The H2Heat project stands at this interesting intersection of necessity and opportunity. The Canary Islands need decarbonization solutions that work for island energy systems without gas pipeline infrastructure. Hospitals need reliable, affordable oxygen supply regardless of external disruptions. Green hydrogen production creates oxygen that currently goes unused. Bringing these elements together into an integrated system demonstrates the kind of creative problem-solving that the energy transition demands.
The question is how quickly the regulatory, institutional, and economic pieces can align to make it happen at scale. For healthcare systems working toward net-zero emissions whilst managing constrained budgets, the answer matters considerably.
References
- World Health Organization. (2021). The International Pharmacopoeia: Oxygen for Respiratory Care.
- International Energy Agency. (2024). The Future of Hydrogen: Seizing Today’s Opportunities.

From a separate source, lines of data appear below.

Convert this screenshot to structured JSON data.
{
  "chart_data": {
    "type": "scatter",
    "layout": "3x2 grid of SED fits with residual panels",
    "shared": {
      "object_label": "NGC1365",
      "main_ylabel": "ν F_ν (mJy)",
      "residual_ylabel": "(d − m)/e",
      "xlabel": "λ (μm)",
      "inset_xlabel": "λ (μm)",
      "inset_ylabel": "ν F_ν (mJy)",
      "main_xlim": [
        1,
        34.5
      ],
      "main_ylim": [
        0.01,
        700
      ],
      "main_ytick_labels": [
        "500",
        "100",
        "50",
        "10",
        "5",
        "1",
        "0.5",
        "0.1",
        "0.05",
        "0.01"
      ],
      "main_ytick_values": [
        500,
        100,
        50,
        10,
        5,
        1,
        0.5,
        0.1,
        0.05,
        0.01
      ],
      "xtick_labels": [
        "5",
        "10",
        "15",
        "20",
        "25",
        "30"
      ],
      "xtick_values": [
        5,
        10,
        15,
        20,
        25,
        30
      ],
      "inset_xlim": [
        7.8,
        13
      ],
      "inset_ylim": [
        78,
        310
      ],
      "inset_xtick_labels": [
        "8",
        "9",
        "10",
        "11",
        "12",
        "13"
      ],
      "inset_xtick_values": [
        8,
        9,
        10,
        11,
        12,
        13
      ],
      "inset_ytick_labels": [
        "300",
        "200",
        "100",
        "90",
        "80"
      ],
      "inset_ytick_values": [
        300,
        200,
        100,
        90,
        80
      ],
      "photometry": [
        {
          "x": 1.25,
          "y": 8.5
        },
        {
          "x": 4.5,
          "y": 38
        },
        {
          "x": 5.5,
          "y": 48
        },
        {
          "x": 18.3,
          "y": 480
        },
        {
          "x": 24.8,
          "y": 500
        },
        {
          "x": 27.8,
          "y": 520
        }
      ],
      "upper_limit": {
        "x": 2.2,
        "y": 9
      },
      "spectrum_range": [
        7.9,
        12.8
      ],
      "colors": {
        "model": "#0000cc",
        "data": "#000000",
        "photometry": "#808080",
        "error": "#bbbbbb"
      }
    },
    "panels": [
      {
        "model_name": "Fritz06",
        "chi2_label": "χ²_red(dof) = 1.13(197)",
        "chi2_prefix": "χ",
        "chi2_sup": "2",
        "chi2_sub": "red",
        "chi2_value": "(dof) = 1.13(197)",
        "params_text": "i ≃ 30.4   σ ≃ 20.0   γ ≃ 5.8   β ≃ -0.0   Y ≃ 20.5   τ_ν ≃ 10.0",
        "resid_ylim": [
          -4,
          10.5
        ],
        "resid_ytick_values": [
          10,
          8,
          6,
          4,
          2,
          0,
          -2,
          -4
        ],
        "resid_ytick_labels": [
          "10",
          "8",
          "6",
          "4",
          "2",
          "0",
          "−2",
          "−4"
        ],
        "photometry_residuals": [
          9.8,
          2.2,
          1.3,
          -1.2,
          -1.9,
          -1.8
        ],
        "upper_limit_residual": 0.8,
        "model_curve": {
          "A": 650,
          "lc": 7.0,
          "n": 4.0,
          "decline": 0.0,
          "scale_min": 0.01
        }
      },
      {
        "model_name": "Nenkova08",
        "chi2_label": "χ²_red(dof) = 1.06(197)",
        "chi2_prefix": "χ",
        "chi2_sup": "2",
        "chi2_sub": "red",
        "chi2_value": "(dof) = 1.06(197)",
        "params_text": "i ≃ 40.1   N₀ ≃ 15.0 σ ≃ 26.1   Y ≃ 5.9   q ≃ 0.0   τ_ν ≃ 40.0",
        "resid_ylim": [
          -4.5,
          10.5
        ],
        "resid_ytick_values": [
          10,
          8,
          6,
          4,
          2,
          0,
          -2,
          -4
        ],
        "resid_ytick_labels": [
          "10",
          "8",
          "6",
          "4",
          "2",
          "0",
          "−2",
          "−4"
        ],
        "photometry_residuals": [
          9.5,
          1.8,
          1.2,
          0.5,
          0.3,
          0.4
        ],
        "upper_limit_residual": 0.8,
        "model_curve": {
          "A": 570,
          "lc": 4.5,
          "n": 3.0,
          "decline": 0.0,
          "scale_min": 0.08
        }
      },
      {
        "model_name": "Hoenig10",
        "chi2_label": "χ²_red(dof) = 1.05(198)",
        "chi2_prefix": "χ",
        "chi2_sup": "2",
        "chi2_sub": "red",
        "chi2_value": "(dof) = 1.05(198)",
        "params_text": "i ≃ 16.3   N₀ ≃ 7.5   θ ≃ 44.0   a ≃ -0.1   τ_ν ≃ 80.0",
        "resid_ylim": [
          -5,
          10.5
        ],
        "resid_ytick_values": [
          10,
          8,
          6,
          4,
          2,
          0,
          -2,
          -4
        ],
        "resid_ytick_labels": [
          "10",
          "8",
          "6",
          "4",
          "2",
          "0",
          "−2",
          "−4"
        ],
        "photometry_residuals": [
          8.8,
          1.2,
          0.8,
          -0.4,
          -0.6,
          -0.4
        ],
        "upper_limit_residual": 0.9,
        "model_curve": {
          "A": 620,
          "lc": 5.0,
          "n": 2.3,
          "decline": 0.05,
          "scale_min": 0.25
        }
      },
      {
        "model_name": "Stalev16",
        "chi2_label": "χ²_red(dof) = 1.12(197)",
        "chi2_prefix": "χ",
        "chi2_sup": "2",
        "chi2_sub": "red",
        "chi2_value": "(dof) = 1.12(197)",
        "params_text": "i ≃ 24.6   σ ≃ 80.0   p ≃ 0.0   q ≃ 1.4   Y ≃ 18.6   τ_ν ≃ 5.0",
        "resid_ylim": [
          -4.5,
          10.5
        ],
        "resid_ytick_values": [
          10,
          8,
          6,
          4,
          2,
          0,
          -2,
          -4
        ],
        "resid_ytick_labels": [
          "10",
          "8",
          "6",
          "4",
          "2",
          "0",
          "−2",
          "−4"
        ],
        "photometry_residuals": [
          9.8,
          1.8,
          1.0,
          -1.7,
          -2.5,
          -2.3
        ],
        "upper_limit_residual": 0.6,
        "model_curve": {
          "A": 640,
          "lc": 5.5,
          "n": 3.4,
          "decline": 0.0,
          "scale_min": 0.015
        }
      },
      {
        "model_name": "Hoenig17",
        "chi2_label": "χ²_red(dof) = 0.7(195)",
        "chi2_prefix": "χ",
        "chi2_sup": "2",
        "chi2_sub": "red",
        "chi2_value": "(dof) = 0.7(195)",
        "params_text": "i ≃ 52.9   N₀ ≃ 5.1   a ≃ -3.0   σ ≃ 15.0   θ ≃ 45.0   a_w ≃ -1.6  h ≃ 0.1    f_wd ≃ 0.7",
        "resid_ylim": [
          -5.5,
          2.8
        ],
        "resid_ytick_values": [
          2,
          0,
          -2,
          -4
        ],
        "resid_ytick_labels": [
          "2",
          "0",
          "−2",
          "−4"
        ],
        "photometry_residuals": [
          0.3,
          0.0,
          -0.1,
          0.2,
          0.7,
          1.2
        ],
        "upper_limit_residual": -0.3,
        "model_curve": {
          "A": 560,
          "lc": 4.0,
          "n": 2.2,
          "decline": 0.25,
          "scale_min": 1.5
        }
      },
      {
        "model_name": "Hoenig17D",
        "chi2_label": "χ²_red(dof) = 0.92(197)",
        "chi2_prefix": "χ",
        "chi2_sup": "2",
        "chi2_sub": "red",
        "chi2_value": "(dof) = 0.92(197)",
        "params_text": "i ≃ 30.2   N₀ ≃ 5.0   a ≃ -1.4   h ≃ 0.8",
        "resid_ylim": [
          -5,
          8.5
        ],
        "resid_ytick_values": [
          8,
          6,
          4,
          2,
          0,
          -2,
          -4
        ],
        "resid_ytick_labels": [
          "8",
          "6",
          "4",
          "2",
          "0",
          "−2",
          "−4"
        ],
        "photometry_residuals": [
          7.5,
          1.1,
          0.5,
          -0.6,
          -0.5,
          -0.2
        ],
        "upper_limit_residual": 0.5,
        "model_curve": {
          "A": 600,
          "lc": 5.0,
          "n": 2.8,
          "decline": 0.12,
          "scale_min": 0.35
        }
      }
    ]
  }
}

- Maggio, G. et al. (2022). Hydrogen and medical oxygen by renewable energy based electrolysis: A techno-economic analysis. Applied Energy.
- Bornemann, L. et al. (2025). Oxygen production via electrolysis: A model-based assessment of its impact on a climate-neutral energy system. Energy Conversion and Management.
- European Medicines Agency. (2023). Guideline on Medicinal Gases: Pharmaceutical Documentation Requirements.
- Panchawadkar, D. et al. (2024). Review of opportunities to valorise the oxygen generated from green hydrogen production. International Journal of Hydrogen Energy.
- Spanish National Health System. (2023). Hospital Oxygen Supply Systems: Cost-Benefit Analysis of Alternative Production Methods.
- Canary Islands Health Service. (2025). Zero Net Emissions Strategy 2030: Implementation Update.
- Hyde, K. (2025). Why can’t electrolyser oxygen be used for medical purposes? LinkedIn Technical Insights.